Rodrigo Zingales*

Por quase dez dias ininterruptos os caminhoneiros brasileiros paralisaram o país, em maio de 2018, com a chamada “greve dos caminhoneiros”. O principal objetivo dessa greve foi o de protestar contra os preços elevados dos combustíveis e a política então adotada pela Petrobras de realizar reajustes quase diários e sem qualquer previsibilidade baseada em uma suposta “paridade internacional de preços”[1].

Na ocasião, foram bloqueadas rodovias em praticamente todos os estados da Federação, incluindo o Distrito Federal, com grande impacto no abastecimento de bens essenciais, duráveis e não duráveis. Além dos prejuízos causados à sociedade e à economia do país durante a greve, que se estimam superiores a R$ 30 bilhões, esta greve demonstrou ao Governo e à população brasileira a real importância que os combustíveis e os próprios caminhoneiros têm para o país.
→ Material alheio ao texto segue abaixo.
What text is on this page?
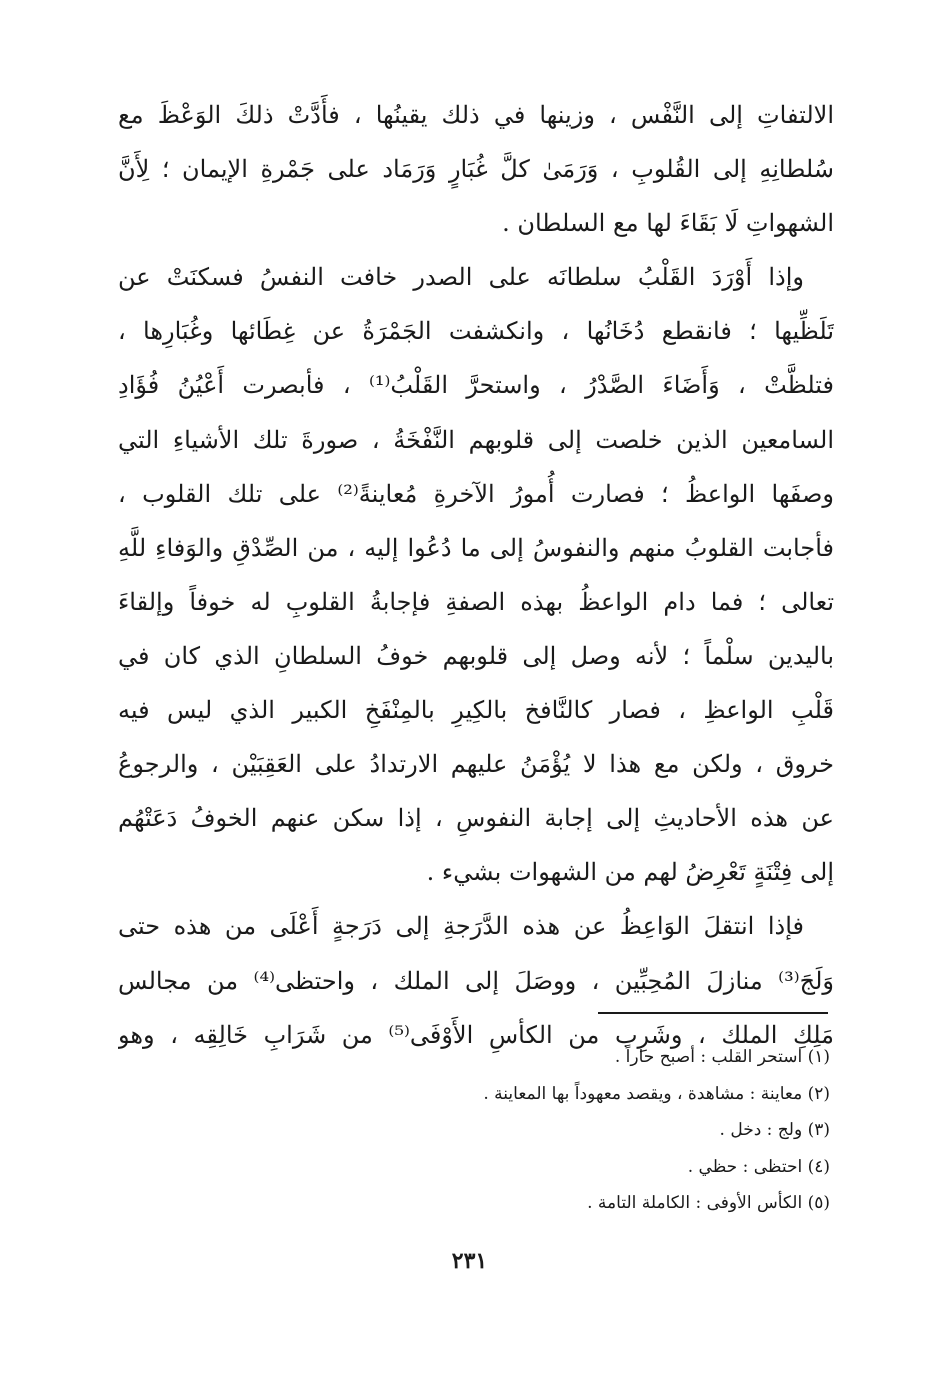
الالتفاتِ إلى النَّفْس ، وزينها في ذلك يقينُها ، فأَدَّتْ ذلكَ الوَعْظَ مع
سُلطانِهِ إلى القُلوبِ ، وَرَمَىٰ كلَّ غُبَارٍ وَرَمَاد على جَمْرةِ الإيمان ؛ لِأَنَّ
الشهواتِ لَا بَقَاءَ لها مع السلطان .
وإذا أَوْرَدَ القَلْبُ سلطانَه على الصدر خافت النفسُ فسكنَتْ عن
تَلَظِّيها ؛ فانقطع دُخَانُها ، وانكشفت الجَمْرَةُ عن غِطَائها وغُبَارِها ،
فتلظَّتْ ، وَأَضَاءَ الصَّدْرُ ، واستحرَّ القَلْبُ⁽¹⁾ ، فأبصرت أَعْيُنُ فُؤَادِ
السامعين الذين خلصت إلى قلوبهم النَّفْخَةُ ، صورةَ تلك الأشياءِ التي
وصفَها الواعظُ ؛ فصارت أُمورُ الآخرةِ مُعاينةً⁽²⁾ على تلك القلوب ،
فأجابت القلوبُ منهم والنفوسُ إلى ما دُعُوا إليه ، من الصِّدْقِ والوَفاءِ للَّهِ
تعالى ؛ فما دام الواعظُ بهذه الصفةِ فإجابةُ القلوبِ له خوفاً وإلقاءَ
باليدين سلْماً ؛ لأنه وصل إلى قلوبهم خوفُ السلطانِ الذي كان في
قَلْبِ الواعظِ ، فصار كالنَّافخ بالكِيرِ بالمِنْفَخِ الكبير الذي ليس فيه
خروق ، ولكن مع هذا لا يُؤْمَنُ عليهم الارتدادُ على العَقِبَيْن ، والرجوعُ
عن هذه الأحاديثِ إلى إجابة النفوسِ ، إذا سكن عنهم الخوفُ دَعَتْهُم
إلى فِتْنَةٍ تَعْرِضُ لهم من الشهوات بشيء .
فإذا انتقلَ الوَاعِظُ عن هذه الدَّرَجةِ إلى دَرَجةٍ أَعْلَى من هذه حتى
وَلَجَ⁽³⁾ منازلَ المُحِبِّين ، ووصَلَ إلى الملك ، واحتظى⁽⁴⁾ من مجالس
مَلِكِ الملك ، وشَرِب من الكأسِ الأَوْفَى⁽⁵⁾ من شَرَابِ خَالِقِه ، وهو
(١) استحر القلب : أصبح حاراً .
(٢) معاينة : مشاهدة ، ويقصد معهوداً بها المعاينة .
(٣) ولج : دخل .
(٤) احتظى : حظي .
(٥) الكأس الأوفى : الكاملة التامة .
٢٣١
No final de 2020 e início de 2021, as pressões dos caminhoneiros em relação ao preço dos combustíveis retomou com grande força, tendo o Governo do Presidente Jair Bolsonaro tomado, no início de fevereiro, algumas medidas para tentar controlar e reduzir os preços do diesel e da gasolina ofertados aos consumidores finais.

Os três principais alvos dessas medidas foram: (i) a Petrobras e sua política de preços; (ii) a elevada carga tributária, com maior ênfase à forma de cobrança do ICMS; e (iii) a necessidade de informações mais transparentes aos consumidores finais sobre os preços em diversos elos da cadeia.

Não há dúvidas que as medidas apresentadas pelo Executivo Federal, nesse início de 2021, poderão gerar algum impacto positivo na redução dos preços dos combustíveis. No entanto, na minha visão, não serão suficientes em razão: (i) da atual estrutura da cadeia brasileira de combustíveis líquidos, baseada em um monopólio no refino e um “oligopólio concertado” no elo da distribuição (incluindo aqui o armazenamento), o qual também controla por meio de contratos de exclusividade parcela considerável dos postos revendedores de combustíveis e do volume de gasolina, diesel e etanol ofertado e consumido no país; e (ii) do modelo regulatório implementado pela Agência Nacional do Petróleo – ANP e que tem, pelo menos na última década, incentivado e beneficiado estas estruturas monopolista e oligopolista nos elos a montante e a jusante da cadeia, criando barreiras à entrada e dificultando a concorrência e competitividade daqueles agentes já instalados no país.

Pretendo utilizar esta coluna para escrever uma série de artigos onde tentarei explicar de forma didática e resumida quais seriam, na minha visão, as medidas que o Estado brasileiro deveria adotar para atrair novos agentes no mercado e, com isso, garantir maior concorrência, competitividade, oferta e, por conseguinte, combustíveis de melhor qualidade e preços mais baixos aos consumidores.

Focarei este primeiro artigo nas medidas relacionadas à Petrobras, já adotadas pelo Executivo Federal, assim como aquelas que poderiam também ser implementadas no setor de refino.

Nesse sentido e a despeito de Lei Geral do Petróleo, editada em 1997, ter visado a quebra do monopólio legal da Petrobras e a abertura de todos os elos da cadeia brasileira de combustíveis líquidos a novos agentes de forma a introduzir e garantir um ambiente de liberdade econômica e livre concorrência, o que se tem visto na prática, desde então, é que a Petrobras continua detendo uma posição monopolista na oferta da gasolina A e do diesel A no mercado brasileiro, com uma participação no segmento de refino de aproximadamente 98%. Lembrando que o diesel A e a gasolina A são os principais insumos para a formulação do diesel B e da gasolina C comuns, utilizados no abastecimento de caminhões, utilitários, carros de passeio e motos.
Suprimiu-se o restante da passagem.